I want to share with you something that has been helpful in my work with clients, as well as being profoundly helpful to me. A lot of my clients are trying to lose weight. This isn’t really surprising, as trying to lose weight is so common that it is practically an all-American pastime. A lot of us criticize our bodies and criticize ourselves for not having an “ideal body”. I’d like to turn that around and start loving ourselves—we can start by loving our cells.

It is a struggle to eat the SAD diet—that’s the acronym among “healthies” for the standard American diet—while trying to grow healthy and strong. In our culture, we are fed a constant barrage of media images that idealize an unrealistically super-thin woman (Martha Beck once referred to this as a “stick figure with boobs”) and an unrealistically super-cut man with a six-pack.

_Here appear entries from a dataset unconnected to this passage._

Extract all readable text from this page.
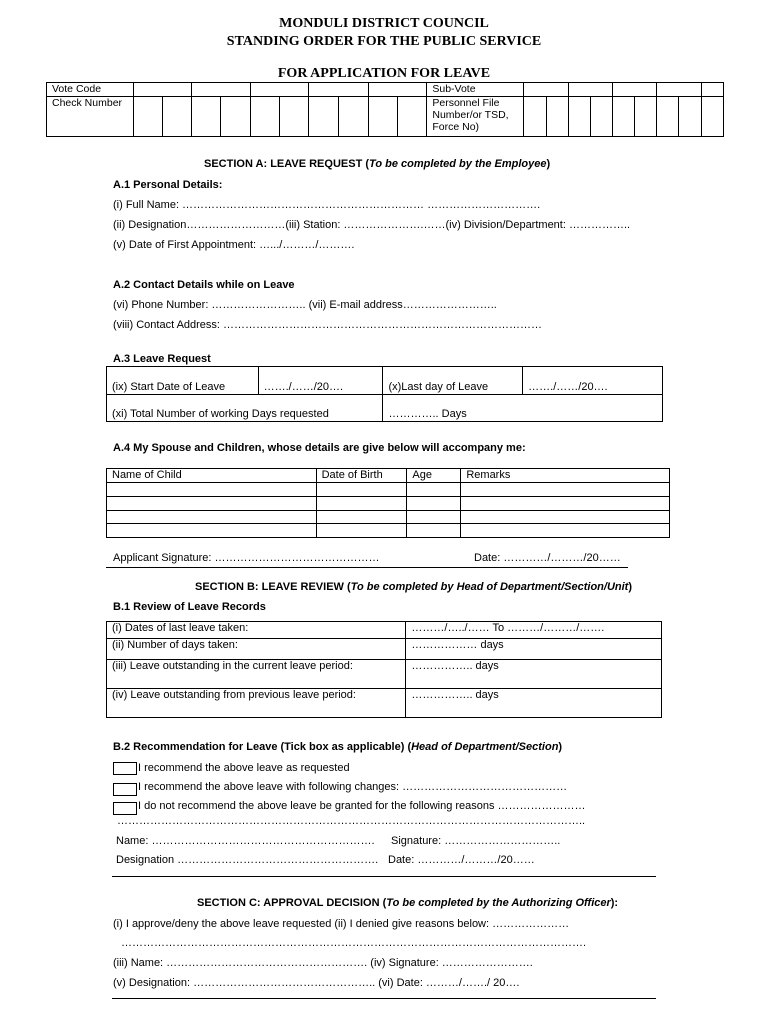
MONDULI DISTRICT COUNCIL
STANDING ORDER FOR THE PUBLIC SERVICE
FOR APPLICATION FOR LEAVE
Vote Code											Sub-Vote									
Check Number											Personnel File
Number/or TSD,
Force No)									

SECTION A: LEAVE REQUEST (To be completed by the Employee)
A.1 Personal Details:
(i) Full Name: ………………………………………………………… ………………………….
(ii) Designation………………………(iii) Station: ………………….……(iv) Division/Department: ……………..
(v) Date of First Appointment: ….../………/……….
A.2 Contact Details while on Leave
(vi) Phone Number: …………………….. (vii) E-mail address……………………..
(viii) Contact Address: ……………………………………………………………………………
A.3 Leave Request
(ix) Start Date of Leave	……./……/20….	(x)Last day of Leave	……./……/20….
(xi) Total Number of working Days requested		………….. Days	
A.4 My Spouse and Children, whose details are give below will accompany me:
Name of Child	Date of Birth	Age	Remarks

Applicant Signature: ………………………………………	Date: …………/………/20……
SECTION B: LEAVE REVIEW (To be completed by Head of Department/Section/Unit)
B.1 Review of Leave Records
(i) Dates of last leave taken:	………/…../…… To ………/………/…….
(ii) Number of days taken:	……………… days
(iii) Leave outstanding in the current leave period:	…………….. days
(iv) Leave outstanding from previous leave period:	…………….. days
B.2 Recommendation for Leave (Tick box as applicable) (Head of Department/Section)
I recommend the above leave as requested
I recommend the above leave with following changes: ………………………………………
I do not recommend the above leave be granted for the following reasons ……………………
………………………………………………………………………………………………………………..
Name: ……………………………………………………. Signature: …………………………..
Designation ………………………………………………. Date: …………/………/20……
SECTION C: APPROVAL DECISION (To be completed by the Authorizing Officer):
(i) I approve/deny the above leave requested (ii) I denied give reasons below: …………………
……………………………………………………………………………………………………………….
(iii) Name: ………………………………………………. (iv) Signature: …………………….
(v) Designation: ………………………………………….. (vi) Date: ………/……./ 20….
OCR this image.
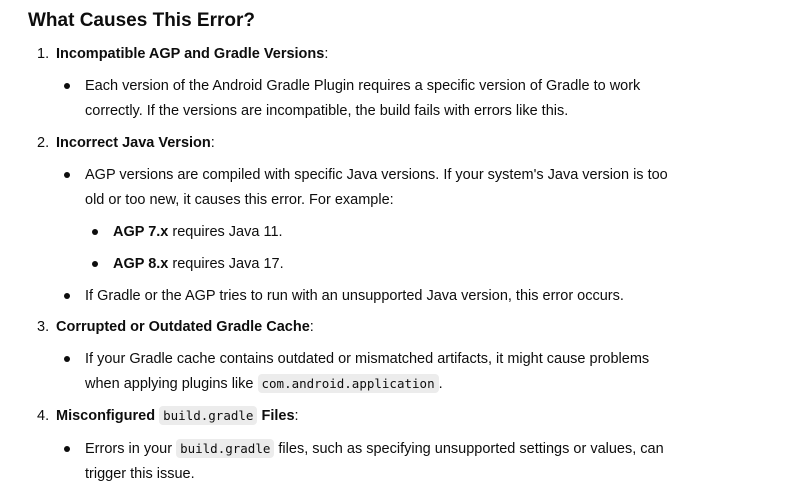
What Causes This Error?
1. Incompatible AGP and Gradle Versions:
Each version of the Android Gradle Plugin requires a specific version of Gradle to work
correctly. If the versions are incompatible, the build fails with errors like this.
2. Incorrect Java Version:
AGP versions are compiled with specific Java versions. If your system's Java version is too
old or too new, it causes this error. For example:
AGP 7.x requires Java 11.
AGP 8.x requires Java 17.
If Gradle or the AGP tries to run with an unsupported Java version, this error occurs.
3. Corrupted or Outdated Gradle Cache:
If your Gradle cache contains outdated or mismatched artifacts, it might cause problems
when applying plugins like com.android.application .
4. Misconfigured build.gradle Files:
Errors in your build.gradle files, such as specifying unsupported settings or values, can
trigger this issue.
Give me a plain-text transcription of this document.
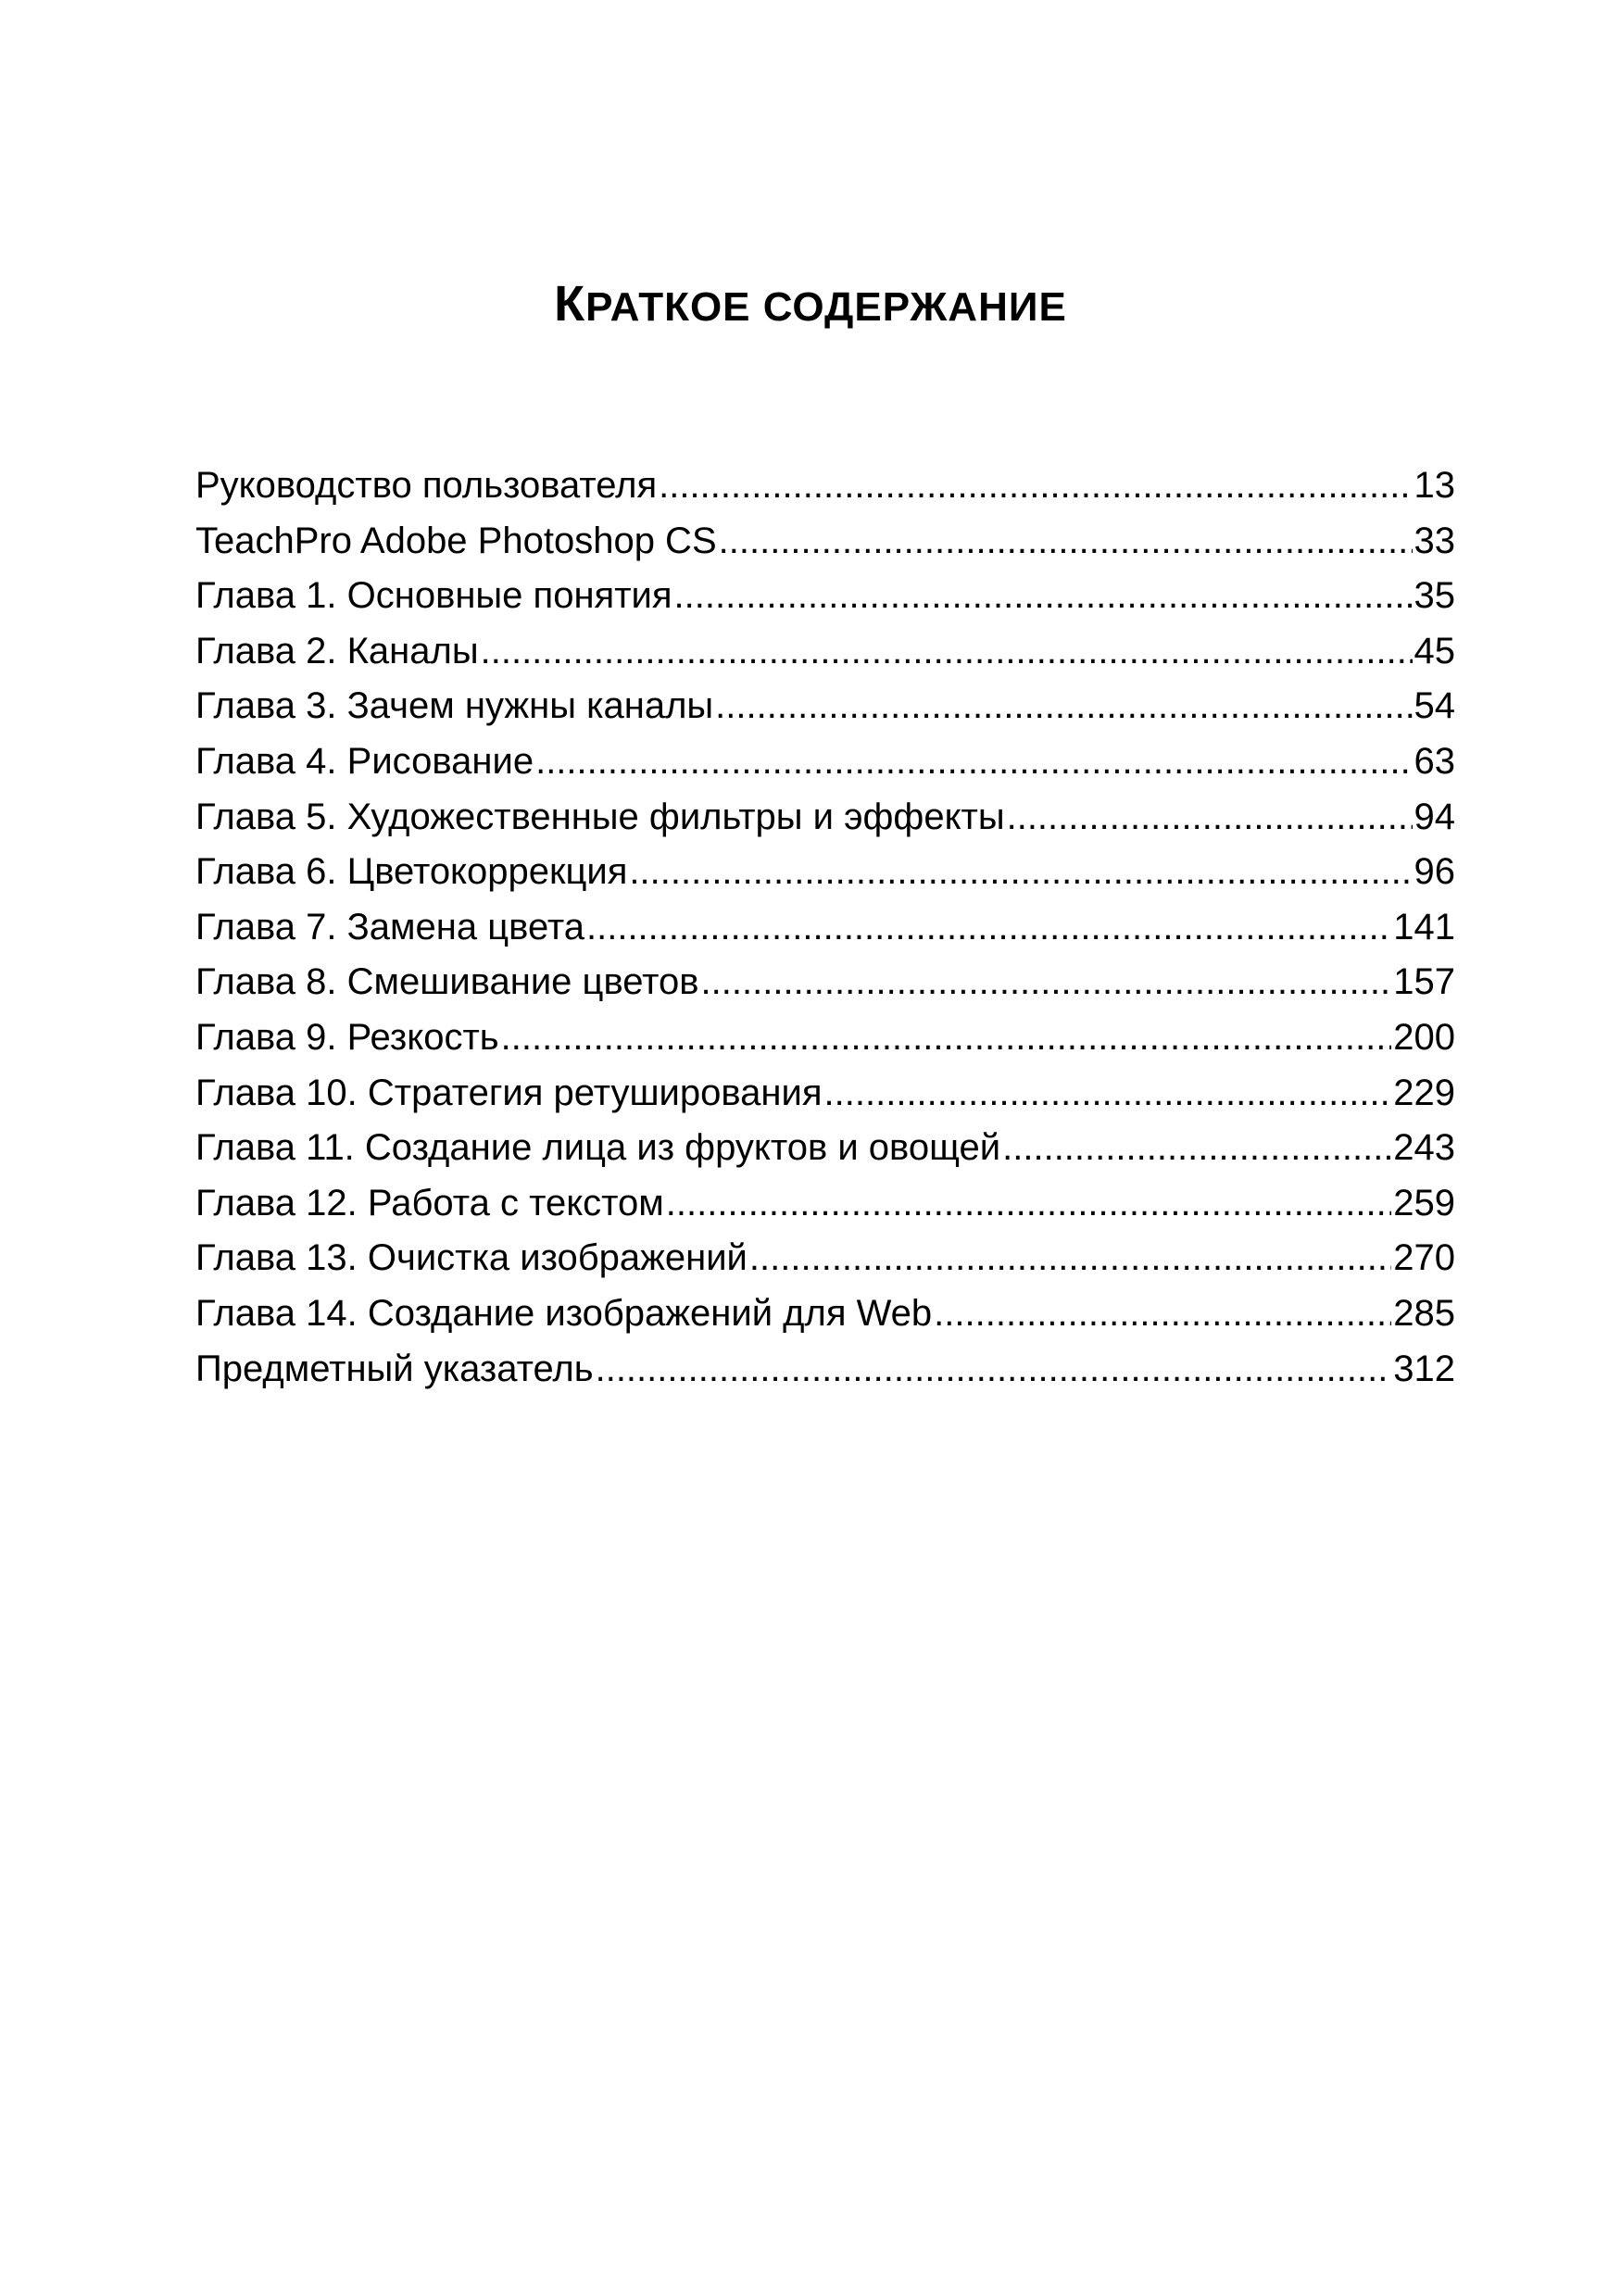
КРАТКОЕ СОДЕРЖАНИЕ
Руководство пользователя .....	13
TeachPro Adobe Photoshop CS .....	33
Глава 1. Основные понятия .....	35
Глава 2. Каналы .....	45
Глава 3. Зачем нужны каналы .....	54
Глава 4. Рисование .....	63
Глава 5. Художественные фильтры и эффекты .....	94
Глава 6. Цветокоррекция .....	96
Глава 7. Замена цвета .....	141
Глава 8. Смешивание цветов .....	157
Глава 9. Резкость .....	200
Глава 10. Стратегия ретуширования .....	229
Глава 11. Создание лица из фруктов и овощей .....	243
Глава 12. Работа с текстом .....	259
Глава 13. Очистка изображений .....	270
Глава 14. Создание изображений для Web .....	285
Предметный указатель .....	312
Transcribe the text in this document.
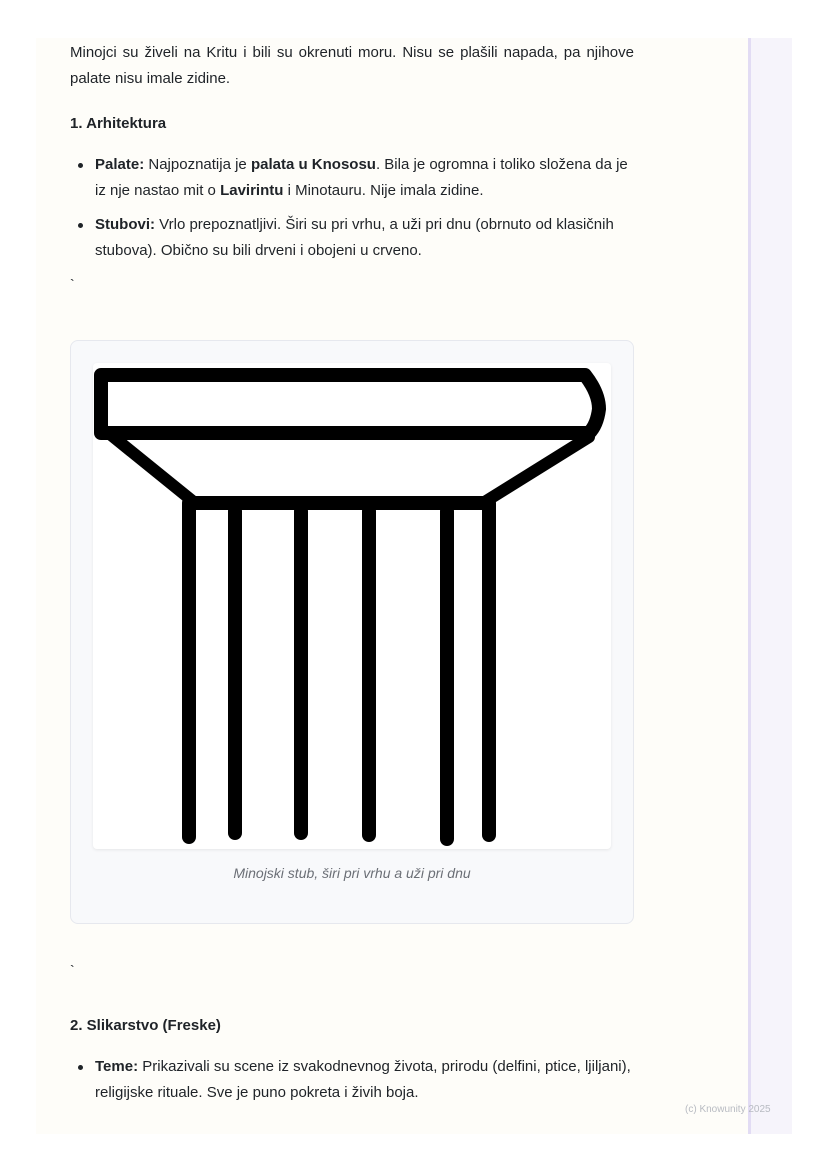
Minojci su živeli na Kritu i bili su okrenuti moru. Nisu se plašili napada, pa njihove palate nisu imale zidine.

1. Arhitektura
Palate: Najpoznatija je palata u Knososu. Bila je ogromna i toliko složena da je iz nje nastao mit o Lavirintu i Minotauru. Nije imala zidine.
Stubovi: Vrlo prepoznatljivi. Širi su pri vrhu, a uži pri dnu (obrnuto od klasičnih stubova). Obično su bili drveni i obojeni u crveno.
`
Minojski stub, širi pri vrhu a uži pri dnu
`
2. Slikarstvo (Freske)
Teme: Prikazivali su scene iz svakodnevnog života, prirodu (delfini, ptice, ljiljani), religijske rituale. Sve je puno pokreta i živih boja.
(c) Knowunity 2025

All this while our population balloons to ever-greater BMIs—one of the areas in which the USA leads the world.  This causes a lot of us to dislike our bodies and feel bad about ourselves as we don’t appear to “measure up.” The negative body image often leads to shame and hopelessness and a host of other negative feelings.

Having a negative body image is destructive. It is impossible to have a healthy relationship with our bodies when that relationship is built on criticism and dislike. And it really isn’t fair to dislike our bodies. Here’s a different perspective on why this is so: Our bodies are made up of 50 trillion cells. Each cell lives for about seven years, and each has a certain kind of job to do in our bodies. Moreover, when those cells are taken out of the body and put in a Petri dish, they will move toward a sugar and away from a poison. In other words, our cells are alive, and they have some kind of intelligence, some consciousness. (For more on the consciousness of cells, read Bruce Lipton’s Biology of Belief).

Now, here’s how this is useful: we can shift the way we think about our bodies. We can learn to honor the cells that make up our bodies, the “50 trillion molecular geniuses” as Jill Bolte Taylor calls them in her most-popular TED talk. We shift from “being” our body to honoring it. This leads to a healthy level of detachment, and it is founded in truth. When we realize that we have a body, rather than mistakenly thinking that we are a body, everything shifts. Those tiny molecular geniuses work hard for us all day, every day. They deserve to have us say good things to say to them. They deserve to be loved an honored.

When we love our cells, we can better love ourselves. Making this shift in how we think of our bodies changes our whole relationship with our bodies. We move out of criticism into love. We love our cells, and begin to love ourselves and to appreciate all our various parts, certainly flawed but special anyway, that make us uniquely us. And that is a profound shift.